Mesmo as cenas internas são feitas agora em estúdio no próprio Havaí. Mas a proximidade com o mar também pode causar problemas. Parte do cenário teve de ser retirada no começo da temporada de surfe neste mês. Ondas de oito a 11 metros de altura, equivalentes a um prédio de cinco andares, ameaçavam engolir pedaços ainda necessários para a trama.

O último episódio ainda está sendo escrito e deve permanecer só “em algumas cabeças”, segundo Higgins.
O diretor criativo, Jack Bender, sabe a história por inteiro: “Nenhum ator conhece o fim. Talvez para onde vai seu personagem. Está bem assim. Meu trabalho é fazer com que saibam o suficiente para ir na direção certa.”

O ator Terry O’Quinn, o Locke, tem pistas. Vestido de preto, como seu personagem no final da quinta temporada, diz que foi difícil aceitar que tinha morrido. “Não sei quem sou agora. Mas, com certeza, é outro cara, com outros propósitos.”

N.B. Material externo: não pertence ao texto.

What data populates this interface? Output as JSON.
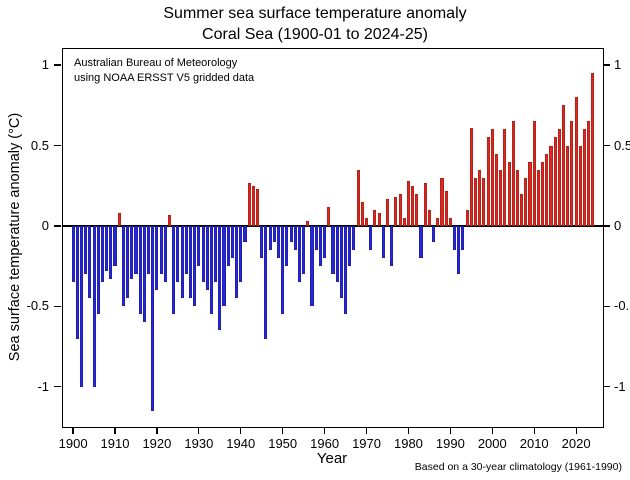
{
  "header": {
    "title": "Summer sea surface temperature anomaly",
    "subtitle": "Coral Sea (1900-01 to 2024-25)"
  },
  "annotation": {
    "line1": "Australian Bureau of Meteorology",
    "line2": "using NOAA ERSST V5 gridded data"
  },
  "footnote": "Based on a 30-year climatology (1961-1990)",
  "chart_data": {
    "type": "bar",
    "title": "Summer sea surface temperature anomaly",
    "subtitle": "Coral Sea (1900-01 to 2024-25)",
    "xlabel": "Year",
    "ylabel": "Sea surface temperature anomaly (°C)",
    "ylim": [
      -1.25,
      1.1
    ],
    "yticks": [
      1,
      0.5,
      0,
      -0.5,
      -1
    ],
    "ytick_labels": [
      "1",
      "0.5",
      "0",
      "-0.5",
      "-1"
    ],
    "xticks": [
      1900,
      1910,
      1920,
      1930,
      1940,
      1950,
      1960,
      1970,
      1980,
      1990,
      2000,
      2010,
      2020
    ],
    "grid": false,
    "legend": false,
    "colors": {
      "positive": "#dd2a20",
      "negative": "#2727d8"
    },
    "years": [
      1900,
      1901,
      1902,
      1903,
      1904,
      1905,
      1906,
      1907,
      1908,
      1909,
      1910,
      1911,
      1912,
      1913,
      1914,
      1915,
      1916,
      1917,
      1918,
      1919,
      1920,
      1921,
      1922,
      1923,
      1924,
      1925,
      1926,
      1927,
      1928,
      1929,
      1930,
      1931,
      1932,
      1933,
      1934,
      1935,
      1936,
      1937,
      1938,
      1939,
      1940,
      1941,
      1942,
      1943,
      1944,
      1945,
      1946,
      1947,
      1948,
      1949,
      1950,
      1951,
      1952,
      1953,
      1954,
      1955,
      1956,
      1957,
      1958,
      1959,
      1960,
      1961,
      1962,
      1963,
      1964,
      1965,
      1966,
      1967,
      1968,
      1969,
      1970,
      1971,
      1972,
      1973,
      1974,
      1975,
      1976,
      1977,
      1978,
      1979,
      1980,
      1981,
      1982,
      1983,
      1984,
      1985,
      1986,
      1987,
      1988,
      1989,
      1990,
      1991,
      1992,
      1993,
      1994,
      1995,
      1996,
      1997,
      1998,
      1999,
      2000,
      2001,
      2002,
      2003,
      2004,
      2005,
      2006,
      2007,
      2008,
      2009,
      2010,
      2011,
      2012,
      2013,
      2014,
      2015,
      2016,
      2017,
      2018,
      2019,
      2020,
      2021,
      2022,
      2023,
      2024
    ],
    "values": [
      -0.35,
      -0.7,
      -1.0,
      -0.3,
      -0.45,
      -1.0,
      -0.55,
      -0.35,
      -0.28,
      -0.33,
      -0.25,
      0.08,
      -0.5,
      -0.45,
      -0.33,
      -0.3,
      -0.55,
      -0.6,
      -0.3,
      -1.15,
      -0.4,
      -0.3,
      -0.35,
      0.07,
      -0.55,
      -0.35,
      -0.45,
      -0.3,
      -0.45,
      -0.5,
      -0.25,
      -0.35,
      -0.4,
      -0.55,
      -0.35,
      -0.65,
      -0.5,
      -0.25,
      -0.2,
      -0.45,
      -0.35,
      -0.1,
      0.27,
      0.25,
      0.23,
      -0.2,
      -0.7,
      -0.15,
      -0.1,
      -0.2,
      -0.55,
      -0.25,
      -0.1,
      -0.15,
      -0.35,
      -0.3,
      0.03,
      -0.5,
      -0.15,
      -0.25,
      -0.2,
      0.12,
      -0.3,
      -0.35,
      -0.45,
      -0.55,
      -0.25,
      -0.15,
      0.35,
      0.15,
      0.05,
      -0.15,
      0.1,
      0.08,
      -0.2,
      0.17,
      -0.25,
      0.18,
      0.2,
      0.05,
      0.28,
      0.25,
      0.2,
      -0.2,
      0.27,
      0.1,
      -0.1,
      0.05,
      0.3,
      0.22,
      0.05,
      -0.15,
      -0.3,
      -0.15,
      0.1,
      0.61,
      0.3,
      0.35,
      0.3,
      0.55,
      0.6,
      0.45,
      0.35,
      0.6,
      0.4,
      0.65,
      0.35,
      0.2,
      0.3,
      0.4,
      0.65,
      0.35,
      0.4,
      0.45,
      0.5,
      0.55,
      0.6,
      0.75,
      0.5,
      0.65,
      0.8,
      0.5,
      0.6,
      0.65,
      0.95
    ]
  }
}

Diz que não tem respostas. “Sempre pensei que os criadores estava jogando bolas ao alto. Muitas bolas. É bom eles serem rápidos e pegarem um bom número delas antes que caiam. Ou alguém vai ter problemas.”

Bender conta que eles “sabiam desde o começo aonde estavam indo, mas o caminho foi se cristalizando ao longo dos anos”. “Todas as questões importantes serão explicadas. Não vai ser um sonho do Hurley ou uma trama da CIA. Tampouco estarão todos mortos. As respostas serão complexas como o seriado tem sido desde o início. E, como a vida, algumas respostas terão mistérios. Mas não vamos deixar coisas para retomar num filme em sequência. Não está nos planos.”

Higgins também não descarta fazer algumas cenas falsas para despistar. “Já fizemos isso em outras ocasiões”, diz, enigmática. O segredo é a alma do sucesso.